One of the biggest hassles of modern life (aside from keeping up with a constant barrage Facebook, Twitter and text messages) is making sure your email inbox as clean and as organized as possible. For me, this task generally falls on the same level of desirability as plunging the toilet, attending long-winded conference calls and cleaning the cat’s litter box.
Written by Libe Goad, Contributor

One of the biggest hassles of modern life (aside from keeping up with a constant barrage Facebook, Twitter and text messages) is making sure your email inbox as clean and as organized as possible. For me, this task generally falls on the same level of desirability as plunging the toilet, attending long-winded conference calls and cleaning the cat’s litter box.

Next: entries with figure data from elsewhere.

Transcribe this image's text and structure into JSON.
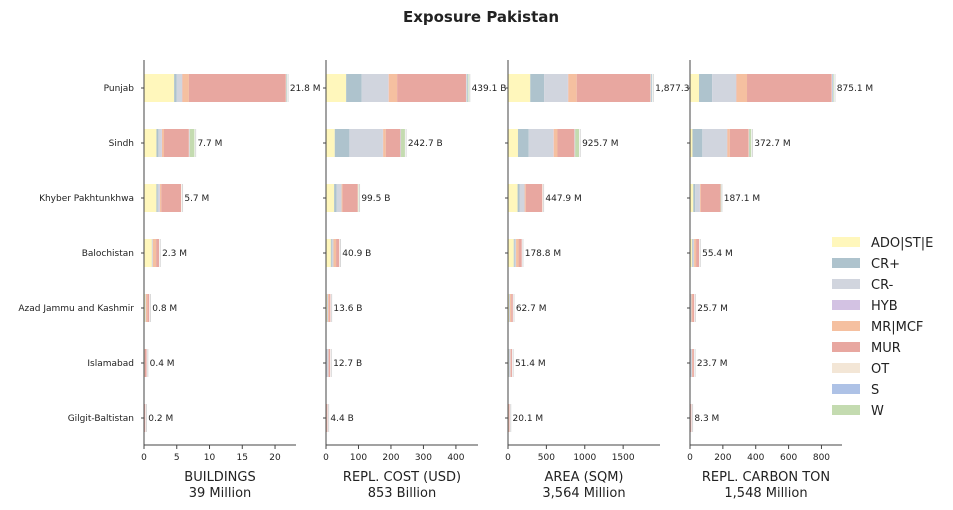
{
  "chart_data": {
    "type": "bar",
    "orientation": "horizontal",
    "stacked": true,
    "title": "Exposure Pakistan",
    "categories": [
      "Punjab",
      "Sindh",
      "Khyber Pakhtunkhwa",
      "Balochistan",
      "Azad Jammu and Kashmir",
      "Islamabad",
      "Gilgit-Baltistan"
    ],
    "legend": {
      "placement": "right",
      "entries": [
        {
          "name": "ADO|ST|E",
          "color": "#fff7bc"
        },
        {
          "name": "CR+",
          "color": "#aec3cd"
        },
        {
          "name": "CR-",
          "color": "#d1d5de"
        },
        {
          "name": "HYB",
          "color": "#d3c2e3"
        },
        {
          "name": "MR|MCF",
          "color": "#f5c0a0"
        },
        {
          "name": "MUR",
          "color": "#e8a7a0"
        },
        {
          "name": "OT",
          "color": "#f3e6d6"
        },
        {
          "name": "S",
          "color": "#aec2e6"
        },
        {
          "name": "W",
          "color": "#c4dbb0"
        }
      ]
    },
    "panels": [
      {
        "xlabel": "BUILDINGS",
        "total_label": "39 Million",
        "xlim": [
          0,
          23.2
        ],
        "xticks": [
          0,
          5,
          10,
          15,
          20
        ],
        "xtick_labels": [
          "0",
          "5",
          "10",
          "15",
          "20"
        ],
        "bar_labels": [
          "21.8 M",
          "7.7 M",
          "5.7 M",
          "2.3 M",
          "0.8 M",
          "0.4 M",
          "0.2 M"
        ],
        "stacks": [
          [
            4.6,
            0.4,
            0.8,
            0.05,
            1.0,
            14.8,
            0.05,
            0.05,
            0.05
          ],
          [
            1.9,
            0.3,
            0.5,
            0.05,
            0.3,
            3.8,
            0.1,
            0.05,
            0.7
          ],
          [
            1.9,
            0.2,
            0.3,
            0.05,
            0.2,
            3.0,
            0.05,
            0.0,
            0.0
          ],
          [
            1.2,
            0.05,
            0.1,
            0.0,
            0.5,
            0.45,
            0.0,
            0.0,
            0.0
          ],
          [
            0.2,
            0.0,
            0.1,
            0.0,
            0.2,
            0.3,
            0.0,
            0.0,
            0.0
          ],
          [
            0.05,
            0.0,
            0.05,
            0.0,
            0.05,
            0.25,
            0.0,
            0.0,
            0.0
          ],
          [
            0.05,
            0.0,
            0.0,
            0.0,
            0.05,
            0.1,
            0.0,
            0.0,
            0.0
          ]
        ]
      },
      {
        "xlabel": "REPL. COST (USD)",
        "total_label": "853 Billion",
        "xlim": [
          0,
          468
        ],
        "xticks": [
          0,
          100,
          200,
          300,
          400
        ],
        "xtick_labels": [
          "0",
          "100",
          "200",
          "300",
          "400"
        ],
        "bar_labels": [
          "439.1 B",
          "242.7 B",
          "99.5 B",
          "40.9 B",
          "13.6 B",
          "12.7 B",
          "4.4 B"
        ],
        "stacks": [
          [
            62,
            48,
            82,
            1,
            26,
            212,
            2,
            3,
            3
          ],
          [
            27,
            45,
            103,
            1,
            8,
            45,
            1,
            1,
            12
          ],
          [
            25,
            8,
            15,
            0,
            3,
            47,
            1,
            0,
            0.5
          ],
          [
            15,
            3,
            5,
            0,
            8,
            9.9,
            0,
            0,
            0
          ],
          [
            3,
            0.5,
            3,
            0,
            3,
            4.1,
            0,
            0,
            0
          ],
          [
            1,
            0.5,
            6,
            0,
            1,
            4.2,
            0,
            0,
            0
          ],
          [
            1,
            0,
            0.5,
            0,
            1,
            1.9,
            0,
            0,
            0
          ]
        ]
      },
      {
        "xlabel": "AREA (SQM)",
        "total_label": "3,564 Million",
        "xlim": [
          0,
          1980
        ],
        "xticks": [
          0,
          500,
          1000,
          1500
        ],
        "xtick_labels": [
          "0",
          "500",
          "1000",
          "1500"
        ],
        "bar_labels": [
          "1,877.3",
          "925.7 M",
          "447.9 M",
          "178.8 M",
          "62.7 M",
          "51.4 M",
          "20.1 M"
        ],
        "stacks": [
          [
            290,
            180,
            310,
            5,
            110,
            960,
            7,
            10,
            5.3
          ],
          [
            130,
            140,
            320,
            5,
            50,
            220,
            5,
            5,
            50.7
          ],
          [
            125,
            25,
            65,
            2,
            15,
            215,
            1,
            0,
            0
          ],
          [
            75,
            10,
            20,
            0,
            33,
            40.8,
            0,
            0,
            0
          ],
          [
            15,
            2,
            10,
            0,
            15,
            20.7,
            0,
            0,
            0
          ],
          [
            10,
            3,
            18,
            0,
            5,
            15.4,
            0,
            0,
            0
          ],
          [
            5,
            0,
            2,
            0,
            5,
            8.1,
            0,
            0,
            0
          ]
        ]
      },
      {
        "xlabel": "REPL. CARBON TON",
        "total_label": "1,548 Million",
        "xlim": [
          0,
          925
        ],
        "xticks": [
          0,
          200,
          400,
          600,
          800
        ],
        "xtick_labels": [
          "0",
          "200",
          "400",
          "600",
          "800"
        ],
        "bar_labels": [
          "875.1 M",
          "372.7 M",
          "187.1 M",
          "55.4 M",
          "25.7 M",
          "23.7 M",
          "8.3 M"
        ],
        "stacks": [
          [
            55,
            80,
            145,
            2,
            65,
            515,
            4,
            5,
            4.1
          ],
          [
            15,
            60,
            150,
            2,
            15,
            115,
            2,
            2,
            11.7
          ],
          [
            20,
            12,
            28,
            1,
            5,
            120,
            1,
            0,
            0.1
          ],
          [
            12,
            4,
            9,
            0,
            12,
            18.4,
            0,
            0,
            0
          ],
          [
            3,
            1,
            5,
            0,
            6,
            10.7,
            0,
            0,
            0
          ],
          [
            2,
            1,
            10,
            0,
            2,
            8.7,
            0,
            0,
            0
          ],
          [
            1,
            0,
            1,
            0,
            2,
            4.3,
            0,
            0,
            0
          ]
        ]
      }
    ]
  }
}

Baydin, Inc is attempting to make email taming easier -- and possibly even fun -- with The Email Game, a web app that’s designed to help you bust through the email clutter in as little time as possible by rewarding you points for deleting, archiving and replying to emails.

To get started, you’ll need to allow the app to access your email (right now Email Game only works with Gmail), and it will load in 30 to 100 emails into the browser page. You’re allotted five seconds to make a decision on what to do with each email and -- in the case that you need to respond to a missive -- you have three minutes to do the deed (though you have the option to add extra time to the clock if you really need it). As you make your way through each email, you’ll earn points for each task which will be tallied at the end of the game.

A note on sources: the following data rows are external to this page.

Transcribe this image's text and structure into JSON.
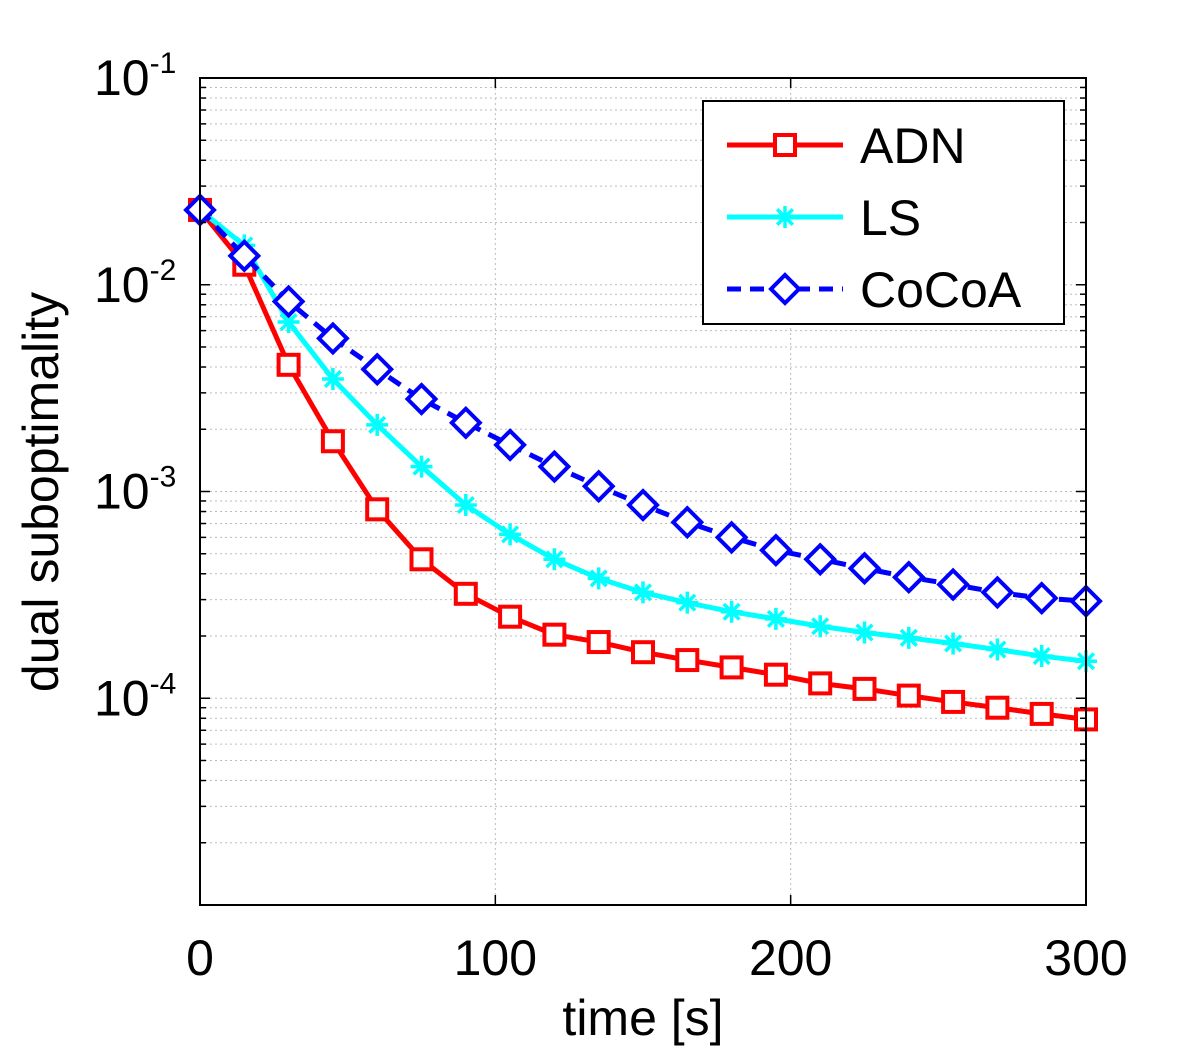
{
  "chart_data": {
    "type": "line",
    "title": "",
    "xlabel": "time [s]",
    "ylabel": "dual suboptimality",
    "xlim": [
      0,
      300
    ],
    "ylim": [
      1e-05,
      0.1
    ],
    "yscale": "log",
    "grid": true,
    "legend_position": "top-right",
    "x_ticks": [
      0,
      100,
      200,
      300
    ],
    "y_ticks": [
      {
        "value": 0.1,
        "base": "10",
        "exp": "-1"
      },
      {
        "value": 0.01,
        "base": "10",
        "exp": "-2"
      },
      {
        "value": 0.001,
        "base": "10",
        "exp": "-3"
      },
      {
        "value": 0.0001,
        "base": "10",
        "exp": "-4"
      }
    ],
    "x": [
      0,
      15,
      30,
      45,
      60,
      75,
      90,
      105,
      120,
      135,
      150,
      165,
      180,
      195,
      210,
      225,
      240,
      255,
      270,
      285,
      300
    ],
    "series": [
      {
        "name": "ADN",
        "color": "#ff0000",
        "marker": "square",
        "line": "solid",
        "values": [
          0.023,
          0.0125,
          0.0041,
          0.00175,
          0.00082,
          0.00047,
          0.00032,
          0.000248,
          0.000203,
          0.000187,
          0.000167,
          0.000153,
          0.000141,
          0.00013,
          0.000118,
          0.000111,
          0.000103,
          9.6e-05,
          9e-05,
          8.4e-05,
          7.9e-05
        ]
      },
      {
        "name": "LS",
        "color": "#00ffff",
        "marker": "asterisk",
        "line": "solid",
        "values": [
          0.023,
          0.0155,
          0.0066,
          0.0035,
          0.0021,
          0.00132,
          0.00086,
          0.00062,
          0.00047,
          0.00038,
          0.000325,
          0.00029,
          0.000262,
          0.000242,
          0.000223,
          0.000208,
          0.000196,
          0.000184,
          0.000172,
          0.00016,
          0.000151
        ]
      },
      {
        "name": "CoCoA",
        "color": "#0000ff",
        "marker": "diamond",
        "line": "dashed",
        "values": [
          0.023,
          0.0138,
          0.0083,
          0.0055,
          0.0039,
          0.0028,
          0.00215,
          0.00168,
          0.00132,
          0.00106,
          0.00086,
          0.00071,
          0.0006,
          0.00052,
          0.00047,
          0.000425,
          0.000385,
          0.000355,
          0.000325,
          0.000305,
          0.000295
        ]
      }
    ]
  }
}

And, what kind of game would this be without a little risk involved? In this case, that means losing points from your total score. While you work, a counter ticks down the seconds/minutes, and if it reaches zero, you’ll lose points for taking too much time to complete the task. You can also lose points for skipping emails, which means they stick around in your inbox -- the game prefers that you ‘boomerang’ your emails, which means you archive them for a certain amount of time (one day, two weeks, etc)  before they bounce back into your inbox.

Once you’ve gone through all of your email, your score will be tallied, along with how much time you saved playing the Email Game, and you’ll have the option to share it with others through Facebook or Twitter. Then -- if you’re like me and have roughly 4,500 emails in your Inbox -- you can play the Email Game again and again... until you’ve made it through all of the backlog.

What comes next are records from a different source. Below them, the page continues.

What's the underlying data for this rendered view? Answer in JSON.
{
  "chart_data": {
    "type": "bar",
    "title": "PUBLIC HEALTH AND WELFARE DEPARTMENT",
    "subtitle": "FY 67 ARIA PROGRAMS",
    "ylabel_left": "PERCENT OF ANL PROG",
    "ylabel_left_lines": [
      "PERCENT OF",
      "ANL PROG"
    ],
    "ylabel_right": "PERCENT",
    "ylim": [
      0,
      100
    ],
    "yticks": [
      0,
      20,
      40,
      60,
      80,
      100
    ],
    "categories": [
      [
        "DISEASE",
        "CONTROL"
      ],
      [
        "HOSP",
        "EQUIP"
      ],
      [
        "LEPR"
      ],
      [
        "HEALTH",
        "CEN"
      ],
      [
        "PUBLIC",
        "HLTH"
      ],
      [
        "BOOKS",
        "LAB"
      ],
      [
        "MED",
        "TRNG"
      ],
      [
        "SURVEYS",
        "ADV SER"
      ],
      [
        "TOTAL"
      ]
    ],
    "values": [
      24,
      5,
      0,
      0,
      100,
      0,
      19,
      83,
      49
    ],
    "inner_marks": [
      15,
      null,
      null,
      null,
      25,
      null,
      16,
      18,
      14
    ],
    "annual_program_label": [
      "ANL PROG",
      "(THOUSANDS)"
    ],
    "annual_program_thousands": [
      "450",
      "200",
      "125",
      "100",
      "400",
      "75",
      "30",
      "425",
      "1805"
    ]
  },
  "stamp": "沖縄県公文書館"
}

Most likely that won’t be the case. I went through about 300 emails before I decided to call it quits. While the scoring was interesting, it wasn’t intriguing enough to keep me going. I wanted to compare my score to my friends’ scores and earn some kind of reward -- whether it be a badge, discount at Starbucks, whatever -- for all of my troubles. I also found myself wanting the game to be fully integrated into my Gmail, rather than making me pull my emails into a separate app on a separate web page. And, like most people, I have three to four email clients that I use on a regular basis -- the Email Game currently only works with Google.

My conclusion: the Email Game is not the ultimate solution to taming the email beast, but it can certainly serve as a valuable teaching tool on how much time you should be spending on email managment. It also serves as a reminder that you can spend too much time on sorting, filing and organizing email, when you could be spending those moments doing something else that will move you closer to personal and professional fulfillment more than a perfectly clean and organized inbox ever will.